Lila la petite éléphante et la rivière des soucis
Au bord d'une large rivière qui coulait tout doucement, sous un ciel plein d'étoiles bien chaudes, une petite éléphante qui s'appelait Lila était encore tout éveillée. Autour d'elle, tout le troupeau s'installait pour dormir — mais dans la tête de Lila, ça ne voulait pas se taire.
« Et si demain j'étais trop lente au point d'eau ? » se tracassait-elle en se balançant d'une patte sur l'autre. « Et si je n'arrivais pas à attraper les feuilles tout en haut ? Et s'il pleuvait ? Et si, et si, et si ? » Chaque souci pesait lourd, comme un gros rondin tout mouillé qu'elle porterait sur son dos, et il y en avait tellement qu'elle tenait à peine debout.
Maman Éléphante arriva tout doucement à travers les hautes herbes et se tint tout près, chaude, immense et paisible. « Tu portes beaucoup de choses ce soir, mon tout-petit », dit-elle. « Je le vois bien. Viens avec moi jusqu'à la rivière. »
Elles marchèrent ensemble jusqu'au bord de l'eau, là où la rivière glissait, lente et argentée sous la lune.
« Maintenant », dit Maman Éléphante, « dis-moi un souci. Un seul. »
« Et si j'étais trop lente demain ? » chuchota Lila.
« Très bien. Maintenant, soulève-le avec ta trompe — et dépose-le ici, sur la rive, là où il pourra attendre. » Alors Lila enroula sa petite trompe, souleva le souci tout lourd, et le posa tout doucement sur la berge molle, au bord de l'eau. Et de le laisser là, elle se sentit plus légère.
L'un après l'autre, elles déposèrent les soucis.
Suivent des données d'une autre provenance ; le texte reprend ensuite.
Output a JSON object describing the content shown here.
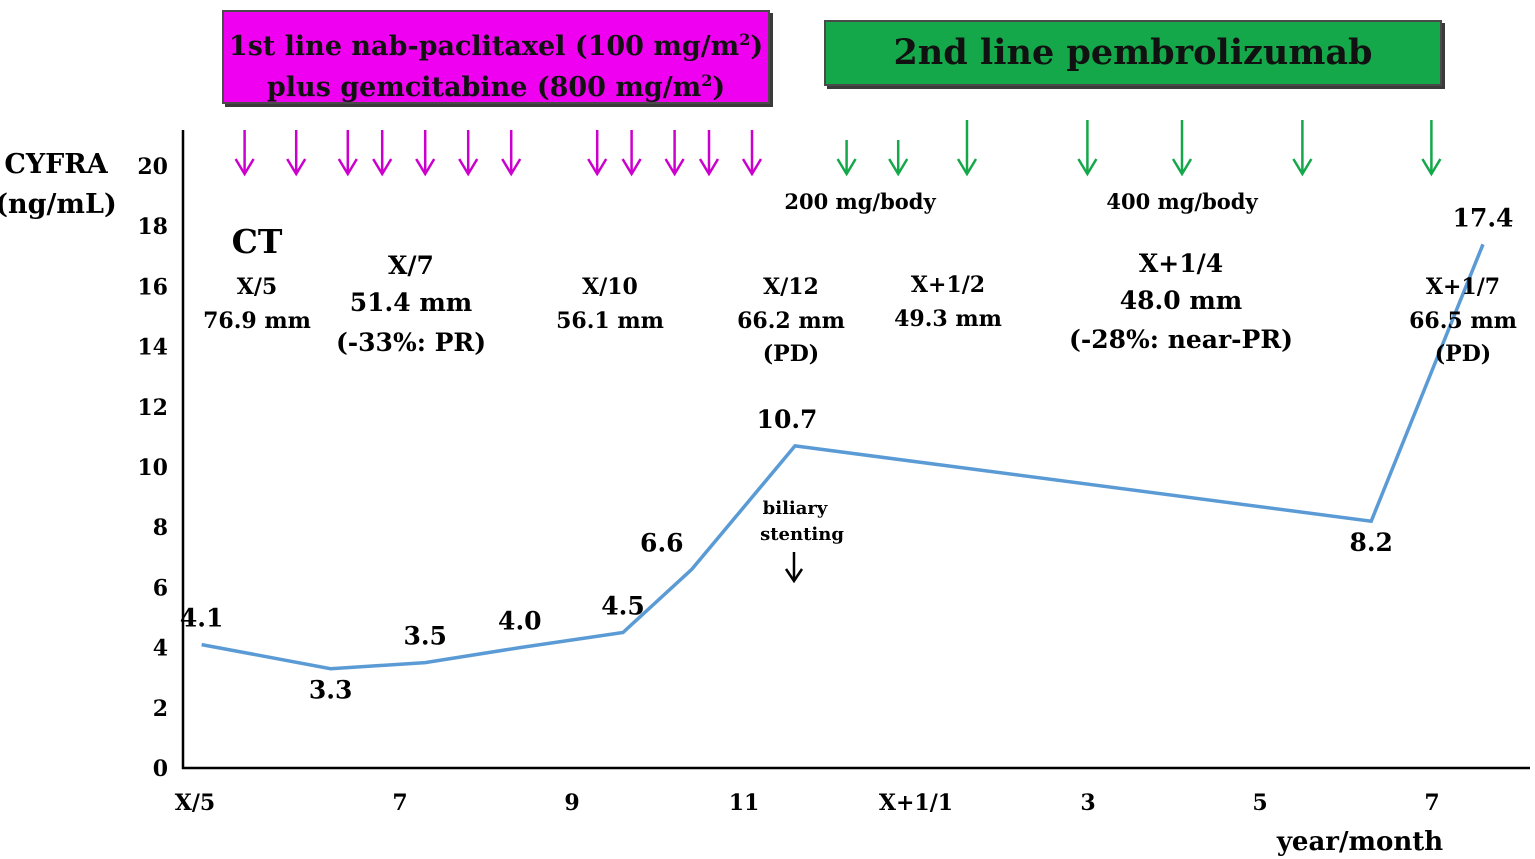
{
  "banners": {
    "first_line_1": "1st line nab-paclitaxel (100 mg/m",
    "first_line_1_sup": "2",
    "first_line_1_end": ")",
    "first_line_2": "plus gemcitabine (800 mg/m",
    "first_line_2_sup": "2",
    "first_line_2_end": ")",
    "second_line": "2nd line pembrolizumab",
    "first_color": "#f000f0",
    "second_color": "#14a84a"
  },
  "doses": {
    "dose_200": "200 mg/body",
    "dose_400": "400 mg/body"
  },
  "ct": {
    "title": "CT",
    "items": [
      {
        "date": "X/5",
        "size": "76.9 mm",
        "note": ""
      },
      {
        "date": "X/7",
        "size": "51.4 mm",
        "note": "(-33%: PR)"
      },
      {
        "date": "X/10",
        "size": "56.1 mm",
        "note": ""
      },
      {
        "date": "X/12",
        "size": "66.2 mm",
        "note": "(PD)"
      },
      {
        "date": "X+1/2",
        "size": "49.3 mm",
        "note": ""
      },
      {
        "date": "X+1/4",
        "size": "48.0 mm",
        "note": "(-28%: near-PR)"
      },
      {
        "date": "X+1/7",
        "size": "66.5 mm",
        "note": "(PD)"
      }
    ]
  },
  "annotation": {
    "line1": "biliary",
    "line2": "stenting"
  },
  "chart_data": {
    "type": "line",
    "ylabel": "CYFRA (ng/mL)",
    "ylabel_line1": "CYFRA",
    "ylabel_line2": "(ng/mL)",
    "xlabel": "year/month",
    "ylim": [
      0,
      21
    ],
    "yticks": [
      0,
      2,
      4,
      6,
      8,
      10,
      12,
      14,
      16,
      18,
      20
    ],
    "xticks": [
      "X/5",
      "7",
      "9",
      "11",
      "X+1/1",
      "3",
      "5",
      "7"
    ],
    "xtick_month_index": [
      0,
      2,
      4,
      6,
      8,
      10,
      12,
      14
    ],
    "x": [
      0.1,
      1.6,
      2.7,
      3.8,
      5.0,
      5.8,
      7.0,
      13.7,
      15.0
    ],
    "values": [
      4.1,
      3.3,
      3.5,
      4.0,
      4.5,
      6.6,
      10.7,
      8.2,
      17.4
    ],
    "labels": [
      "4.1",
      "3.3",
      "3.5",
      "4.0",
      "4.5",
      "6.6",
      "10.7",
      "8.2",
      "17.4"
    ],
    "line_color": "#5b9bd5",
    "first_line_doses_at": [
      0.6,
      1.2,
      1.8,
      2.2,
      2.7,
      3.2,
      3.7,
      4.7,
      5.1,
      5.6,
      6.0,
      6.5
    ],
    "second_line_small_doses_at": [
      7.6,
      8.2
    ],
    "second_line_large_doses_at": [
      9.0,
      10.4,
      11.5,
      12.9,
      14.4
    ]
  }
}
Les feuilles tout en haut — posées sur la rive. La pluie — posée sur la rive. Chaque « et si » tout lourd, soulevé et déposé au bord de la rivière tranquille, à attendre le matin.
« Tes soucis ne s'en vont nulle part », dit Maman Éléphante avec douceur. « Ils vont attendre ici, bien sagement. Et au matin, dans la lumière du jour, la plupart auront l'air bien plus petits — assez petits pour que tu les enjambes d'un pas. Mais la nuit n'est pas faite pour les porter. La nuit est faite pour se reposer. »
Le dos de Lila était léger, à présent. Ses yeux lourds devinrent tout doux. Elle s'appuya contre le flanc gris et chaud de sa maman et sentit le battement lent et profond de son cœur.
« Bonne nuit, ma petite Lila », fredonna Maman Éléphante, d'une voix grave et chaude. « Pose tout ça. Je suis là. »
Et la petite éléphante, ses soucis bien à l'abri près de la rivière jusqu'au matin, souffla lentement, souffla plus lentement encore, et s'endormit tout doucement sous le ciel chaud et étoilé.